Gaetano Foti (55) in der Werkstatt seines Autohauses. Foto: Gerhard Lehrke

Berlin - Deutschlands oberster Handwerker Hans Peter Wollseifer sieht durch die drastischen Einschränkungen des öffentlichen Lebens in der Coronavirus-Seuche „schwere wirtschaftliche Auswirkungen“. Die Maßnahmen seien „ganz ohne Frage sehr harte Einschnitte, die unser aller Leben massiv verändern“, erklärte der Präsident des Handwerker-Zentralverbands.  Denn im Gegensatz zu Büromenschen kann ein Handwerker oder Fabrikarbeiter seine Tätigkeit nicht mit dem Computer an den heimischen Küchentisch verlagern. Zum Beispiel auch kein Automechaniker.

Und so geht im Kfz-Gewerbe die Arbeit bislang weiter wie bisher. Gaetano Foti (55), der in Zehlendorf Autos der Fiat-Gruppe verkauft und repariert: „Meine zwölf Mitarbeiter kommen wie bisher, wir achten aber darauf, uns nicht näher als zwei Meter zu kommen.“ Die Kundschaft sei entspannt.

Auf dem Tresen von Service-Mitarbeiter Thomas Kühl (51), der die Kunden bei Reparaturen in Empfang nimmt, steht ein entsprechendes Schild „Bitte Abstand halten“. Foti: „Wir sind gerade bei der großen Wechselaktion von Winter- auf Sommerreifen. Da kamen acht Kunden gleichzeitig und warteten.
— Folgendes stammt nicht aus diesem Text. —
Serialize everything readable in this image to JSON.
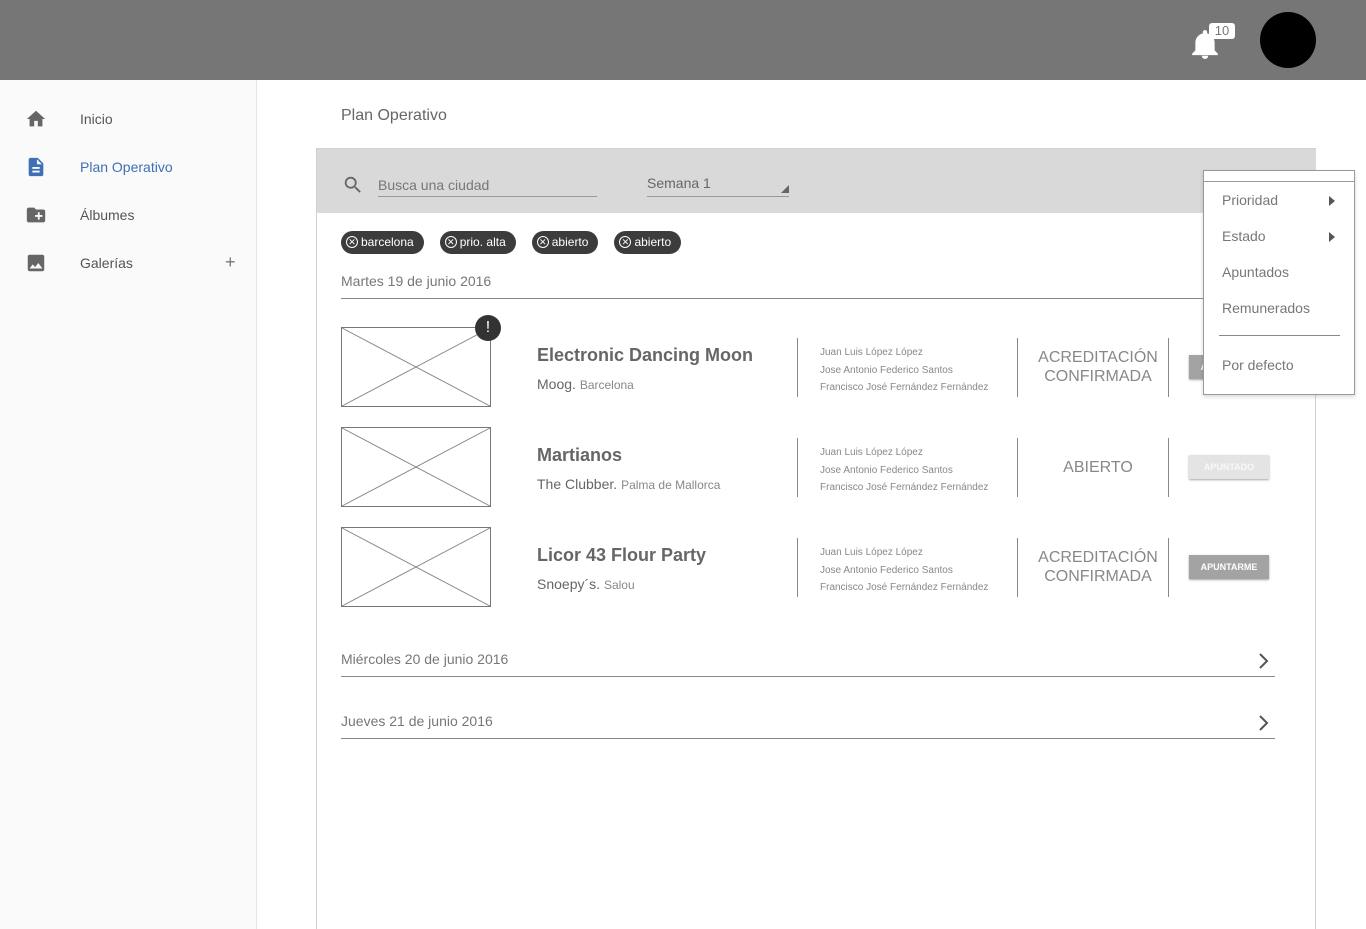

Die haben wir dann weitläufig über den Verkaufsraum verteilt.“

Der Meister hat eine ganz andere Sorge: Er kann zwar Autos verkaufen, aber wegen Corona haben die beiden Berliner Zulassungsstellen ihren Betrieb weitgehend reduziert. Die Fahrzeuge bekommen keine Zulassung.

Thomas Lundt (65), Obermeister der Berliner Kfz-Innung (rund 1000 Betriebe mit 12.000 Mitarbeitern) sagte dem KURIER, man merke von den Auswirkungen in der Branche noch wenig. „Der größte Schaden wird sein, dass Mitarbeiter nicht zur Arbeit kommen können, weil sie ihre Kinder betreuen müssen.“ Und es werde ein Problem, wenn die Verkäufe einbrechen.

Thomas Lundt (65), Obermeister der Berliner Kfz-Innung: „Wir können unseren Leuten doch keine Wasserpumpe mit nach Hause geben.“ Foto: Gerhard Lehrke

Das bisherige Handeln der politischen Führung Berlins mit täglich neuen Anordnungen „nicht hilfreich“ für Unternehmen gewesen, meint Lundt. Ob man den Versprechungen der Politik insgesamt glauben könne, was finanzielle Hilfen angeht, müsse man abwarten, ob es gelingt, dass die Firmen die Krise überleben.